Le CPA ou «le faux nez des industriels»
Ce Comité Permanent de l’amiante (CPA) est au coeur du dossier. «Lieu informel d’informations réciproques», selon la défense, c’est, disent les spécialistes du dossier, l’officine de lobbying où tout s’est décidé, de 1982 à 1996.
En 2005, un rapport d’information sénatorial attribue l’inertie de l’Etat au CPA. Une structure composée de scientifiques, comme les pneumologues Jean Bignon et Patrick Brochard (mis en examen lui aussi), de représentants des industriels, mais aussi des syndicats et des ministères concernés (Travail, Industrie, Santé). Martine Aubry assure n’avoir jamais entendu parler du CPA, même si son bras droit, Jean-Luc Pasquier, y siégeait.

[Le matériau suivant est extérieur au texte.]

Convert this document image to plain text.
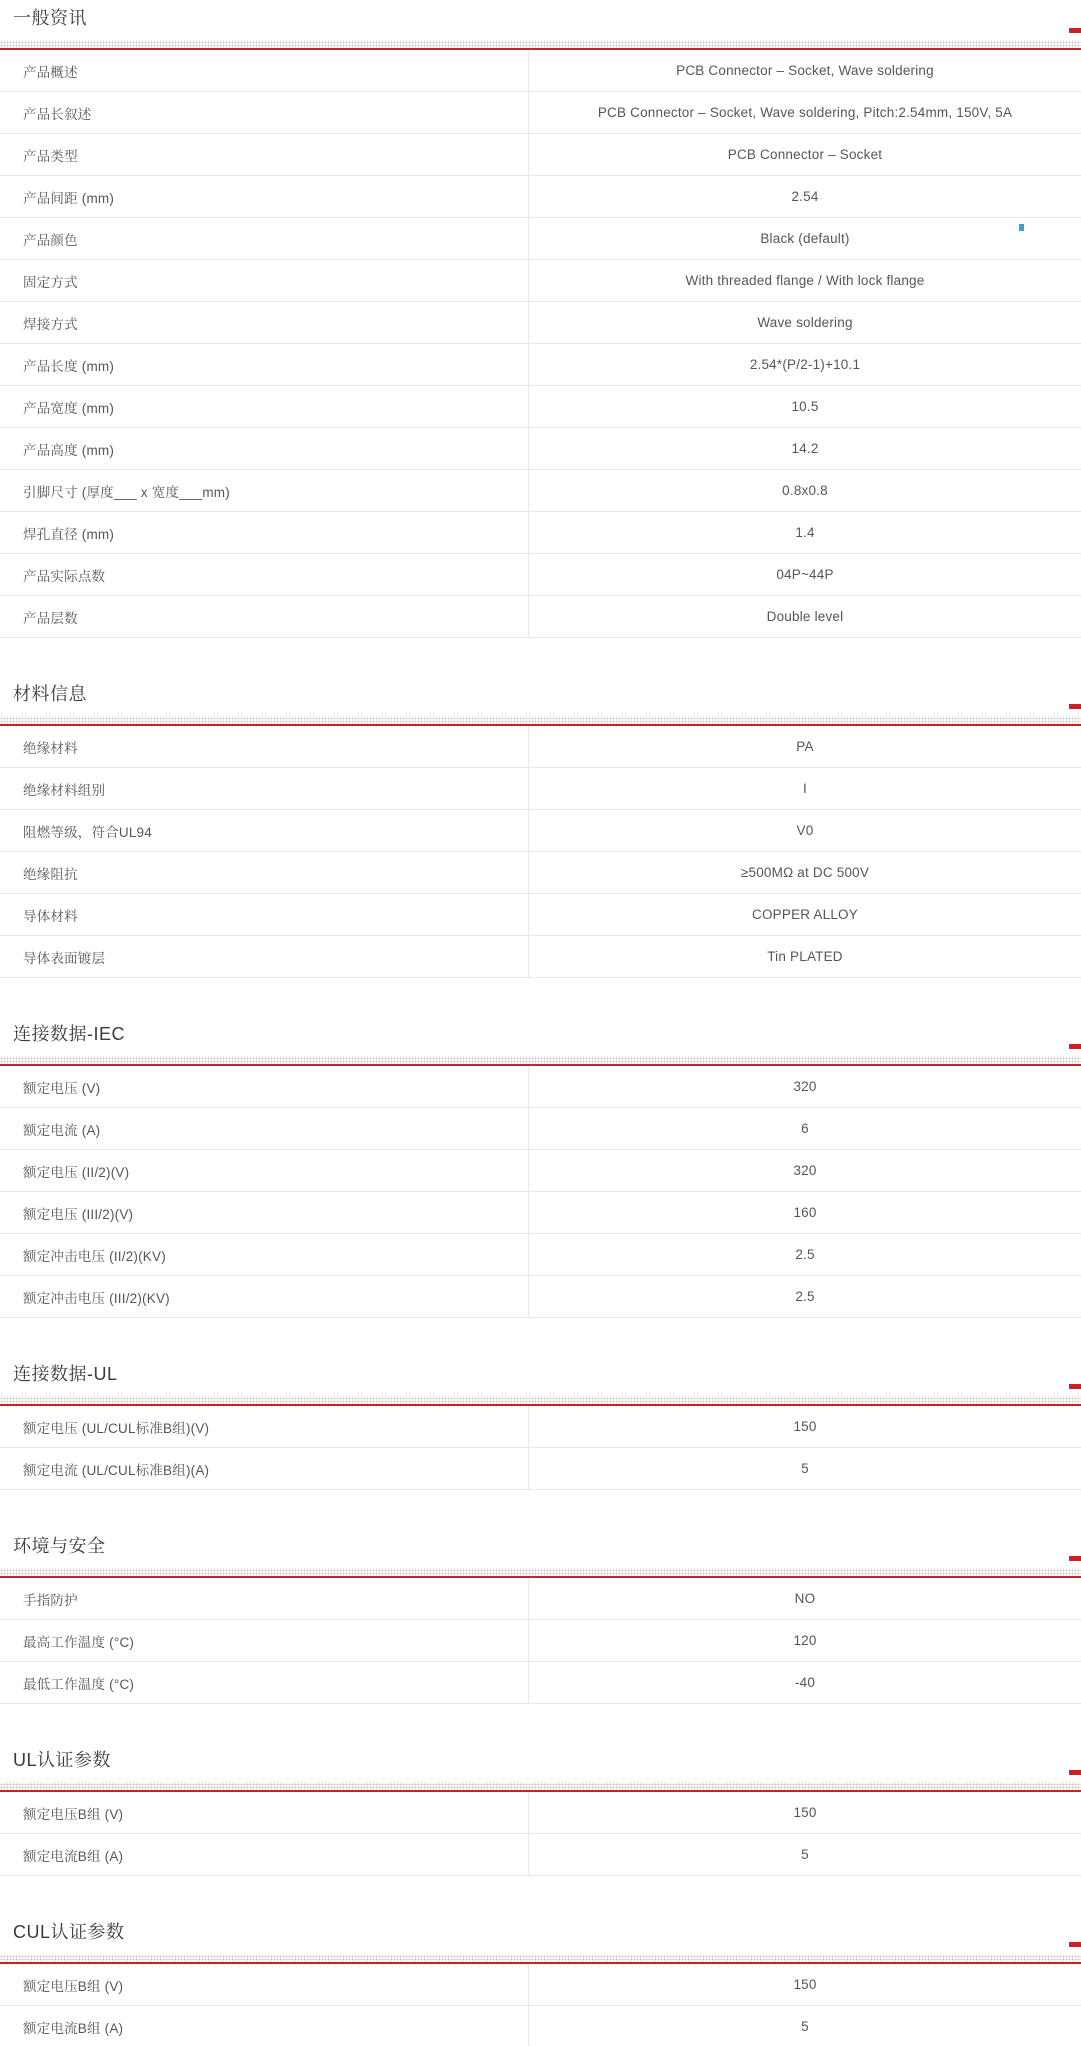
一般资讯
产品概述	PCB Connector – Socket, Wave soldering
产品长叙述	PCB Connector – Socket, Wave soldering, Pitch:2.54mm, 150V, 5A
产品类型	PCB Connector – Socket
产品间距 (mm)	2.54
产品颜色	Black (default)
固定方式	With threaded flange / With lock flange
焊接方式	Wave soldering
产品长度 (mm)	2.54*(P/2-1)+10.1
产品宽度 (mm)	10.5
产品高度 (mm)	14.2
引脚尺寸 (厚度___ x 宽度___mm)	0.8x0.8
焊孔直径 (mm)	1.4
产品实际点数	04P~44P
产品层数	Double level
材料信息
绝缘材料	PA
绝缘材料组别	I
阻燃等级，符合UL94	V0
绝缘阻抗	≥500MΩ at DC 500V
导体材料	COPPER ALLOY
导体表面镀层	Tin PLATED
连接数据-IEC
额定电压 (V)	320
额定电流 (A)	6
额定电压 (II/2)(V)	320
额定电压 (III/2)(V)	160
额定冲击电压 (II/2)(KV)	2.5
额定冲击电压 (III/2)(KV)	2.5
连接数据-UL
额定电压 (UL/CUL标准B组)(V)	150
额定电流 (UL/CUL标准B组)(A)	5
环境与安全
手指防护	NO
最高工作温度 (°C)	120
最低工作温度 (°C)	-40
UL认证参数
额定电压B组 (V)	150
额定电流B组 (A)	5
CUL认证参数
额定电压B组 (V)	150
额定电流B组 (A)	5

«Modèle de lobbying, de communication et de manipulation», selon le rapport du Sénat, le CPA «a su exploiter en l’absence de l’Etat, de pseudo incertitudes scientifiques qui pourtant étaient levées, pour la plupart par la littérature anglosaxonne la plus sérieuse de l'époque». Pour les sénateurs, le CPA a réussi à «créer l’illusion du dialogue social», et à étouffer toute vélléité de réglementer plus sévèrement l’usage du magic mineral . Selon Martine Aubry, le Comité n’aurait pas pesé sur les décisions. «Rien, aucun fait, aucune présomption de fait ne laisse penser que l’existence de ces réunions a influé sur le contenu ou retardé une réglementation sur l’amiante.» Selon elle, c’est «au sein du Conseil supérieur de la prévention des risques professionnels qu'était sollicité l’avis des partenaires sociaux et des scientifiques sur la définition des politiques de prévention.»
L'écran de fumée de l'«usage contrôlé»
«Le ministère du travail n’a pas compris que le CPA n'était rien d’autre que le faux nez des industriels», assène le rapport sénatorial en 2005. Le CPA aurait «enfumé» pouvoirs publics et syndicats, notamment en répandant le mythe de l'«usage contrôlé de l’amiante». Pour résumer : il suffisait d’encadrer la manipulation de l’amiante, de doter les ateliers d’aspirateurs à poussière et les ouvriers de masques pour pouvoir le travailler sans risques. Les scientifiques siégeant au Comité ignoraient visiblement tout des risques réels et de l’existence de matériaux de substitution : «A l'époque, il avait été dit [...] que l’industrie ne pouvait se passer de l’amiante, aucune solution de remplacement n'étant disponible. Aussi le comité se demandait-il s’il était possible de travailler avec de l’amiante tout en protégeant au maximum les populations exposées», a témoigné le professeur Brochard devant la mission d’information sénatoriale.
Un exemple parmi d’autres de la stupéfiante capacité de manipulation du CPA : En 1986, l’Environmental Protection Agency (EPA), l’agence de l’environnement américaine, propose d’interdire aux Etats-Unis l’usage de l’amiante. Levée de boucliers des industriels américains, immédiatement relayés par leurs homologues en Europe. Illico, comme le montrent les comptes-rendus des réunions, le CPA s’interroge sur la manière de réagir à l'étude américaine, dont «les conclusions sont tellement incertaines qu’on ne peut leur accorder de crédibilité». Le CPA rédige une note d’orientation qui accompagne le rapport de son groupe de travail scientifique. Et transmet tous ces documents aux ministres français de l’Industrie, du Travail, de la Santé et de l’Environnement afin qu’ils les remettent à... l’EPA et au gouvernement américain. L’Etat français se fait alors courroie de transmission au service du lobby de l’amiante.